A global problem of transnational magnitude
Desertification, the phenomenon of encroaching desert lands, is hardly a novel occurrence in the history of mankind. It has played a salient role in hastening the decline of civilizations since ancient times. For example, both the Sumerian and Babylonian empires suffered telling blows when their agricultural productivity was destroyed, a gradual process principally attributable to improper drainage practices that allowed excessive salt concentrations to pollute their irrigated lands.
Archaeologists also have suggested that prolonged desiccation undercut the agricultural basis of the Harappan culture, a people who lived in the third millennium B.C. in what is
now Pakistan. Finally, there seems little question that the Mediterranean littoral of Africa was far more fertile and cultivatable in the Carthaginian era (600-200 B.C.) than it is today.
Nonetheless, while man's experience with desertification may not be new, realization of it and its far-reaching ecological impact is. Worldwide recognition of desertification as a transnational environmental problem did not come about until 1968, when a severe drought struck the Sahel, a region in western Africa lying along the southern margin of the Sahara.
For six years, the countries of the Sahel - Mauritania, Senegal, Mali, Burkina Faso, Niger, and Chad - were devastated by uninterrupted drought and resultant famine. The natural and human consequences were tragically catastrophic: Lake Chad shrunk to only one-third of its normal size; the Niger and Senegal river systems failed to flood, thus leaving barren much of the most productive croplands in the region; shallow wells dried up, seriously restricting the grazing range of pastoralists; vegetation was denuded as starving animals stripped the land.
Reasonable rainfall did return to the Sahel in 1974, but not before drought, famine, and disease had killed an estimated 250,000 people and millions of domestic animals. As the tragedy and human suffering of people in the Sahel unfolded between 1968-1974, international attention became focused on their plight and the primary reason behind it: the inability of man to cope with spreading deserts in harsh climes.
The United Nations Environment Programme (UNEP) estimates that desertification currently affects approximately twenty-five to thirty percent of the world's land surface area. About 1,2 billion people in at least 100 states are at risk. Over $42 billion in lost productivity or human support occurs each year on account of it. According to UNEP, the global rate of desertification is increasing, although the local rates vary by region.
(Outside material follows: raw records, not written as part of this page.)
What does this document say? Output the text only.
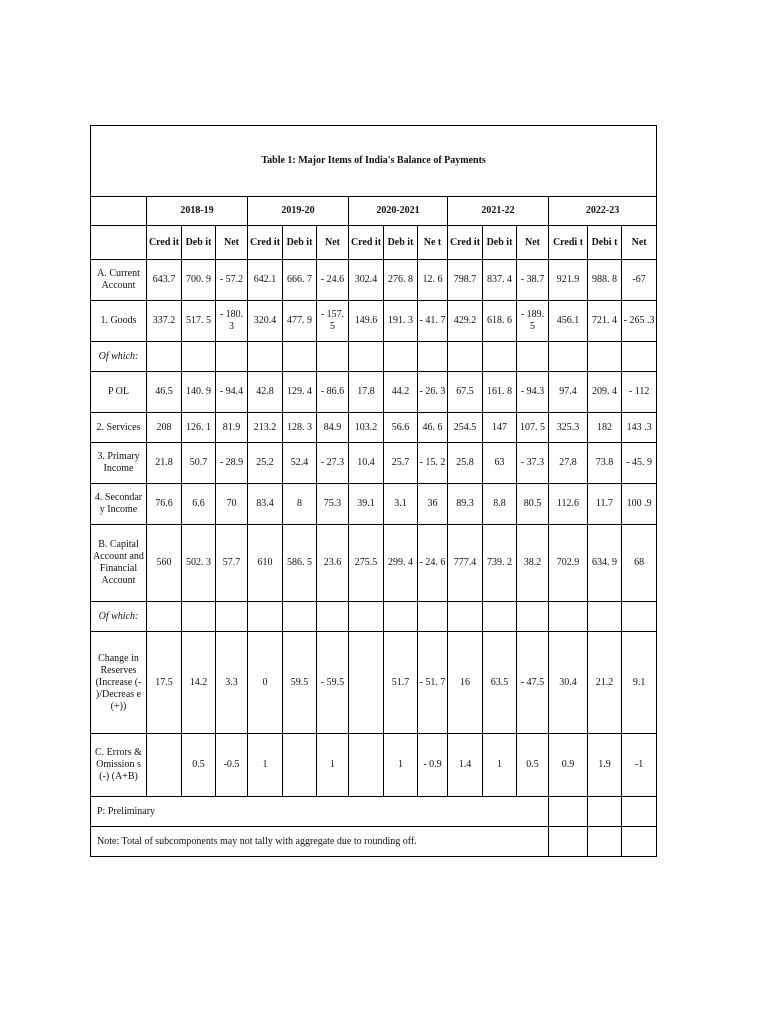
Table 1: Major Items of India's Balance of Payments															
	2018-19			2019-20			2020-2021			2021-22			2022-23		
	Cred it	Deb it	Net	Cred it	Deb it	Net	Cred it	Deb it	Ne t	Cred it	Deb it	Net	Credi t	Debi t	Net
A. Current Account	643.7	700. 9	- 57.2	642.1	666. 7	- 24.6	302.4	276. 8	12. 6	798.7	837. 4	- 38.7	921.9	988. 8	-67
1. Goods	337.2	517. 5	- 180. 3	320.4	477. 9	- 157. 5	149.6	191. 3	- 41. 7	429.2	618. 6	- 189. 5	456.1	721. 4	- 265 .3
Of which:															
P OL	46.5	140. 9	- 94.4	42.8	129. 4	- 86.6	17.8	44.2	- 26. 3	67.5	161. 8	- 94.3	97.4	209. 4	- 112
2. Services	208	126. 1	81.9	213.2	128. 3	84.9	103.2	56.6	46. 6	254.5	147	107. 5	325.3	182	143 .3
3. Primary Income	21.8	50.7	- 28.9	25.2	52.4	- 27.3	10.4	25.7	- 15. 2	25.8	63	- 37.3	27.8	73.8	- 45. 9
4. Secondar y Income	76.6	6.6	70	83.4	8	75.3	39.1	3.1	36	89.3	8.8	80.5	112.6	11.7	100 .9
B. Capital Account and Financial Account	560	502. 3	57.7	610	586. 5	23.6	275.5	299. 4	- 24. 6	777.4	739. 2	38.2	702.9	634. 9	68
Of which:															
Change in Reserves (Increase (- )/Decreas e (+))	17.5	14.2	3.3	0	59.5	- 59.5		51.7	- 51. 7	16	63.5	- 47.5	30.4	21.2	9.1
C. Errors & Omission s (-) (A+B)		0.5	-0.5	1		1		1	- 0.9	1.4	1	0.5	0.9	1.9	-1
P: Preliminary															
Note: Total of subcomponents may not tally with aggregate due to rounding off.															
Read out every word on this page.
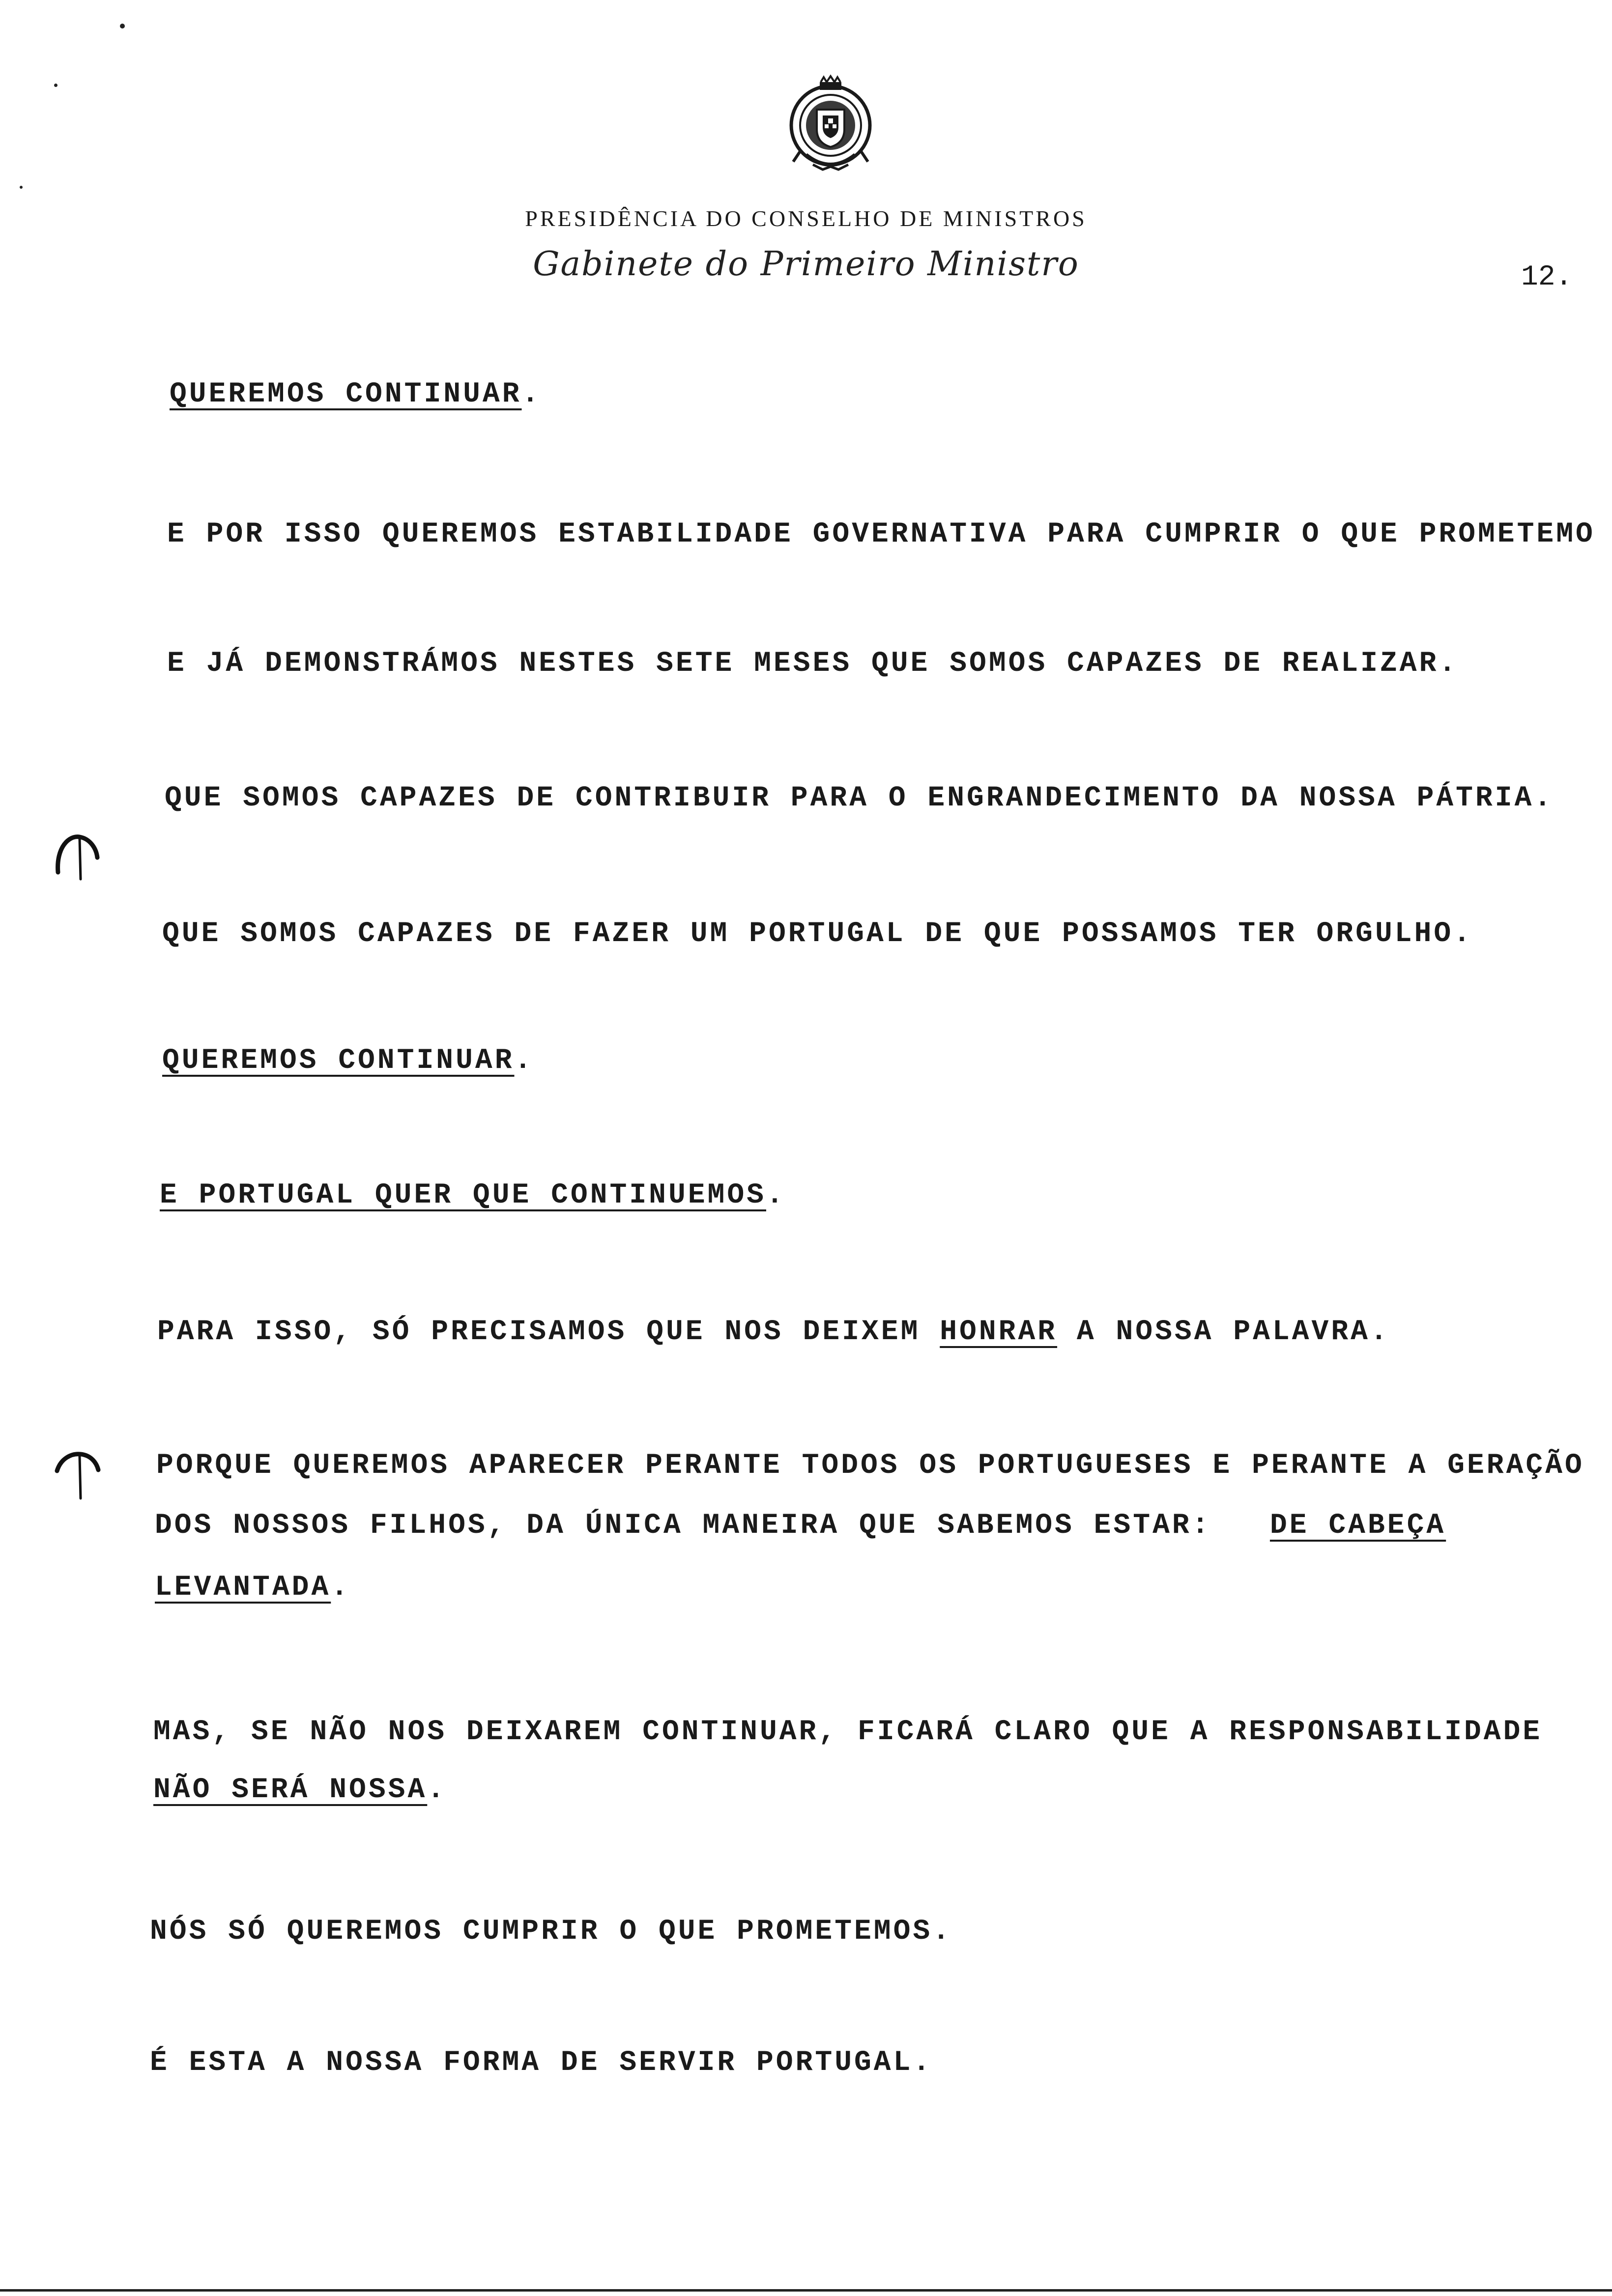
PRESIDÊNCIA DO CONSELHO DE MINISTROS
Gabinete do Primeiro Ministro	12.
QUEREMOS CONTINUAR.
E POR ISSO QUEREMOS ESTABILIDADE GOVERNATIVA PARA CUMPRIR O QUE PROMETEMO
E JÁ DEMONSTRÁMOS NESTES SETE MESES QUE SOMOS CAPAZES DE REALIZAR.
QUE SOMOS CAPAZES DE CONTRIBUIR PARA O ENGRANDECIMENTO DA NOSSA PÁTRIA.
QUE SOMOS CAPAZES DE FAZER UM PORTUGAL DE QUE POSSAMOS TER ORGULHO.
QUEREMOS CONTINUAR.
E PORTUGAL QUER QUE CONTINUEMOS.
PARA ISSO, SÓ PRECISAMOS QUE NOS DEIXEM HONRAR A NOSSA PALAVRA.
PORQUE QUEREMOS APARECER PERANTE TODOS OS PORTUGUESES E PERANTE A GERAÇÃO
DOS NOSSOS FILHOS, DA ÚNICA MANEIRA QUE SABEMOS ESTAR:   DE CABEÇA
LEVANTADA.
MAS, SE NÃO NOS DEIXAREM CONTINUAR, FICARÁ CLARO QUE A RESPONSABILIDADE
NÃO SERÁ NOSSA.
NÓS SÓ QUEREMOS CUMPRIR O QUE PROMETEMOS.
É ESTA A NOSSA FORMA DE SERVIR PORTUGAL.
Africa, with around sixty-six percent of its land either desert or drylands, is particularly affected by desertification. Already, a number of large-scale famines have occurred in the Sahelian region, resulting in migration of people towards more hospitable lands. Desertification occurs mainly through over-cropping, over-grazing, improper irrigation practices, and deforestation. These activities arise from poor land management, which, in turn, stems from the socioeconomic conditions in which the farmers live.